De gletsjers van de wereld smelten en dumpen water in de oceaan. Als je hebt gelezen over klimaatverandering, weet je dit waarschijnlijk. Maar nu, nogmaals, de snelheid waarmee al dat extra water in de oceaan stroomt, moet naar boven worden bijgesteld. Onderzoekers hebben onthuld dat ijs op de ondergedompelde bodems van gletsjers aan de oceaanrand mogelijk veel sneller smelt - mogelijk 100 keer sneller - dan de huidige modellen voorspellen. En dat kan ernstige gevolgen hebben voor de snelheid waarmee de zeeën stijgen.
Dat is de conclusie van een nieuw artikel dat vandaag (26 juli) is gepubliceerd in het tijdschrift Science. Een onderzoeksteam richtte zich op een getijgletsjer, een stromende ijslaag die helemaal tot aan de oceaan reikt, zodat de voorkant van de gletsjer in de zee ligt. Ze gebruikten sonar om het smelten rond de LeConte Glacier-gletsjer in Alaska te bestuderen, en bestudeerden hoe ijsvormen op de bodem van de gletsjer in de loop van de tijd veranderden. Tegelijkertijd maten ze veranderingen in temperatuur, stroomsnelheid en zoutgehalte in het water eromheen. Hun resultaten toonden aan dat de bestaande theorieën over hoe water van de bodem van getijdengletsjers smelt, een aanzienlijke onderschatting waren van hoe snel ijs in water veranderde.

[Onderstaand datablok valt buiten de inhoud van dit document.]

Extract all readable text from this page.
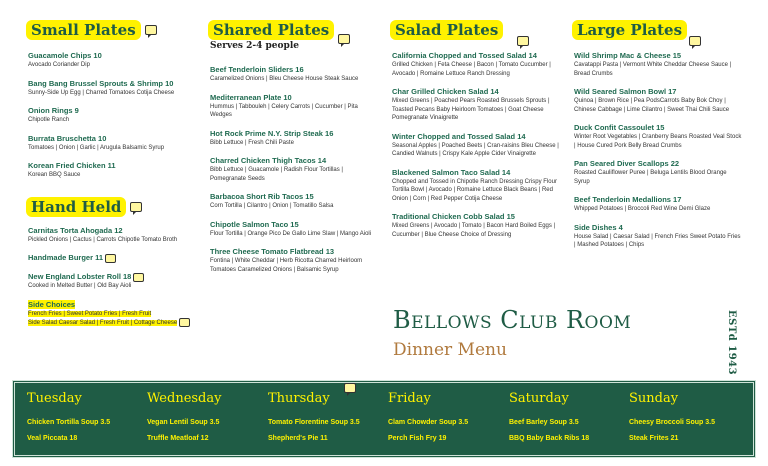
Small Plates
Guacamole Chips 10
Avocado Coriander Dip
Bang Bang Brussel Sprouts & Shrimp 10
Sunny-Side Up Egg | Charred Tomatoes Cotija Cheese
Onion Rings 9
Chipotle Ranch
Burrata Bruschetta 10
Tomatoes | Onion | Garlic | Arugula Balsamic Syrup
Korean Fried Chicken 11
Korean BBQ Sauce
Hand Held
Carnitas Torta Ahogada 12
Pickled Onions | Cactus | Carrots Chipotle Tomato Broth
Handmade Burger 11
New England Lobster Roll 18
Cooked in Melted Butter | Old Bay Aioli
Side Choices
French Fries | Sweet Potato Fries | Fresh Fruit
Side Salad Caesar Salad | Fresh Fruit | Cottage Cheese
Shared Plates
Serves 2-4 people
Beef Tenderloin Sliders 16
Caramelized Onions | Bleu Cheese House Steak Sauce
Mediterranean Plate 10
Hummus | Tabbouleh | Celery Carrots | Cucumber | Pita Wedges
Hot Rock Prime N.Y. Strip Steak 16
Bibb Lettuce | Fresh Chili Paste
Charred Chicken Thigh Tacos 14
Bibb Lettuce | Guacamole | Radish Flour Tortillas | Pomegranate Seeds
Barbacoa Short Rib Tacos 15
Corn Tortilla | Cilantro | Onion | Tomatillo Salsa
Chipotle Salmon Taco 15
Flour Tortilla | Orange Pico De Gallo Lime Slaw | Mango Aioli
Three Cheese Tomato Flatbread 13
Fontina | White Cheddar | Herb Ricotta Charred Heirloom Tomatoes Caramelized Onions | Balsamic Syrup
Salad Plates
California Chopped and Tossed Salad 14
Grilled Chicken | Feta Cheese | Bacon | Tomato Cucumber | Avocado | Romaine Lettuce Ranch Dressing
Char Grilled Chicken Salad 14
Mixed Greens | Poached Pears Roasted Brussels Sprouts | Toasted Pecans Baby Heirloom Tomatoes | Goat Cheese Pomegranate Vinaigrette
Winter Chopped and Tossed Salad 14
Seasonal Apples | Poached Beets | Cran-raisins Bleu Cheese | Candied Walnuts | Crispy Kale Apple Cider Vinaigrette
Blackened Salmon Taco Salad 14
Chopped and Tossed in Chipotle Ranch Dressing Crispy Flour Tortilla Bowl | Avocado | Romaine Lettuce Black Beans | Red Onion | Corn | Red Pepper Cotija Cheese
Traditional Chicken Cobb Salad 15
Mixed Greens | Avocado | Tomato | Bacon Hard Boiled Eggs | Cucumber | Blue Cheese Choice of Dressing
Large Plates
Wild Shrimp Mac & Cheese 15
Cavatappi Pasta | Vermont White Cheddar Cheese Sauce | Bread Crumbs
Wild Seared Salmon Bowl 17
Quinoa | Brown Rice | Pea PodsCarrots Baby Bok Choy | Chinese Cabbage | Lime Cilantro | Sweet Thai Chili Sauce
Duck Confit Cassoulet 15
Winter Root Vegetables | Cranberry Beans Roasted Veal Stock | House Cured Pork Belly Bread Crumbs
Pan Seared Diver Scallops 22
Roasted Cauliflower Puree | Beluga Lentils Blood Orange Syrup
Beef Tenderloin Medallions 17
Whipped Potatoes | Broccoli Red Wine Demi Glaze
Side Dishes 4
House Salad | Caesar Salad | French Fries Sweet Potato Fries | Mashed Potatoes | Chips
Bellows Club Room
Dinner Menu	ESTd 1943
Tuesday
Chicken Tortilla Soup 3.5
Veal Piccata 18
Wednesday
Vegan Lentil Soup 3.5
Truffle Meatloaf 12
Thursday
Tomato Florentine Soup 3.5
Shepherd's Pie 11
Friday
Clam Chowder Soup 3.5
Perch Fish Fry 19
Saturday
Beef Barley Soup 3.5
BBQ Baby Back Ribs 18
Sunday
Cheesy Broccoli Soup 3.5
Steak Frites 21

"We hebben zowel de oceaaneigenschappen voor de gletsjer gemeten als de smeltsnelheden, en we hebben geconstateerd dat ze niet verwant zijn op de manier die we verwachtten", Rebecca Jackson, een oceanograaf aan de Rutgers University die postdoctoraal onderzoeker was aan de Oregon State University tijdens het project, zei in een verklaring. "Deze twee sets metingen laten zien dat smeltsnelheden aanzienlijk, soms tot een factor 100, hoger zijn dan de bestaande theorie zou voorspellen."
De bodems van gletsjers voor getijdenwater smelten op twee manieren: meeslepende "pluimen" van snel smeltend water stromen van de bodem van de gletsjers in coherente patronen die wetenschappers relatief gemakkelijk kunnen detecteren. En tegelijkertijd vindt er een langzamer, "ambient" smeltproces plaats. Wetenschappers waren eerder van mening dat dit omgevingssmelten slechts een klein deel van het totale smelten uitmaakte en de neiging had zich op de pluimen te concentreren. Maar het werk van Jackson en haar team, waarbij sonargegevens werden vergeleken met de pluimgegevens, toonde aan dat dit omgevingssmelten werd onderschat met een factor tot 100.
(Een timelapse van Jason Amundson van de University of Alaska Southeast laat zien dat de gletsjer tussen 31 maart 2016 en 8 augustus 2016 in het water stroomt.
Dit werk was gericht op één gletsjer, zei Jackson in de verklaring, maar het kan worden gegeneraliseerd om onderzoekers te helpen gletsjers over de hele wereld te begrijpen. Onderzoekers zullen moeten werken om deze informatie weer in te passen in bestaande modellen, maar het resultaat is dat de zeeën sneller zullen stijgen dan eerder werd verwacht.